Auswirkungen auf die laufende Regulierung

Vertreter der GGL betonen, dass die ermittelten 77,03 Prozent bei lizenzierten Anbietern einen positiven Trend belegen, während die verbleibenden 22,97 Prozent und das damit verbundene illegale Volumen von rund 547 Millionen Euro weiterhin Anlass zu verstärkten Kontrollen geben; die Behörde plant daher bis zur Überprüfung des Staatsvertrags im Jahr 2026 zusätzliche Schritte zur Marktüberwachung.

Beobachter verweisen darauf, dass die Studie auch die Wirksamkeit bestehender Instrumente wie der Whitelist und des OASIS-Systems unterstreicht, weil ein Großteil der Spieler bereits auf regulierte Angebote zurückgreift.

Marktdaten und Regulierung im Online-Glücksspiel

Details zu den identifizierten Anbietern

Die Analyse ergab, dass von allen erfassten Online-Angeboten etwa 74,6 Prozent keine deutsche Lizenz besitzen, doch ihr Anteil am tatsächlichen Spielvolumen deutlich unter diesem Prozentsatz liegt; diese Diskrepanz zwischen Anzahl und Nutzung wird von Fachleuten als Indikator dafür gesehen, dass regulatorische Vorgaben die Spieler zunehmend zu lizenzierten Plattformen lenken.

Zugleich zeigt die Studie, dass einzelne unregulierte Anbieter trotz ihrer Menge nur geringe Umsätze erzielen, während wenige große regulierte Plattformen den überwiegenden Teil der Einsätze auf sich vereinen.
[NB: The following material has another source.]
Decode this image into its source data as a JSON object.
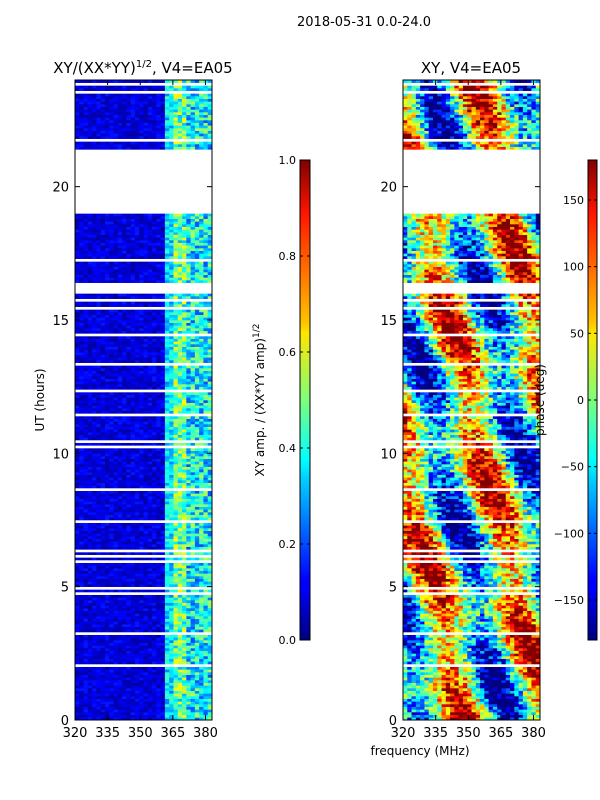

Ausblick bis zur Evaluation 2026

Die GGL kündigt an, die gewonnenen Erkenntnisse in die Vorbereitung der Vertragsüberprüfung im Jahr 2026 einfließen zu lassen und weitere Durchsetzungsstrategien zu entwickeln, die sowohl die Präsenz illegaler Angebote als auch deren tatsächliche Nutzung weiter reduzieren sollen.

Forscher des Blockchain Research Lab planen, die Methodik der Studie für zukünftige Erhebungen zu verfeinern, um noch präzisere Daten zu Marktanteilen und Nutzerverhalten liefern zu können.

Zusammenfassung der zentralen Fakten

Die vorliegende Untersuchung liefert mit den Werten von 77,03 Prozent bei lizenzierten und 22,97 Prozent bei unregulierten Anbietern sowie dem illegalen Volumen von rund 547 Millionen Euro eine fundierte Grundlage für die weitere Regulierungspraxis; die GGL sieht darin einen Beleg dafür, dass der aktuelle Rahmen bereits greift, und setzt gleichzeitig auf fortgesetzte Maßnahmen bis 2026.

Die vollständige Studie der GGL und des Blockchain Research Lab steht Interessierten online zur Verfügung und enthält weitere methodische Erläuterungen sowie detaillierte Tabellen zur Verteilung der Einsätze.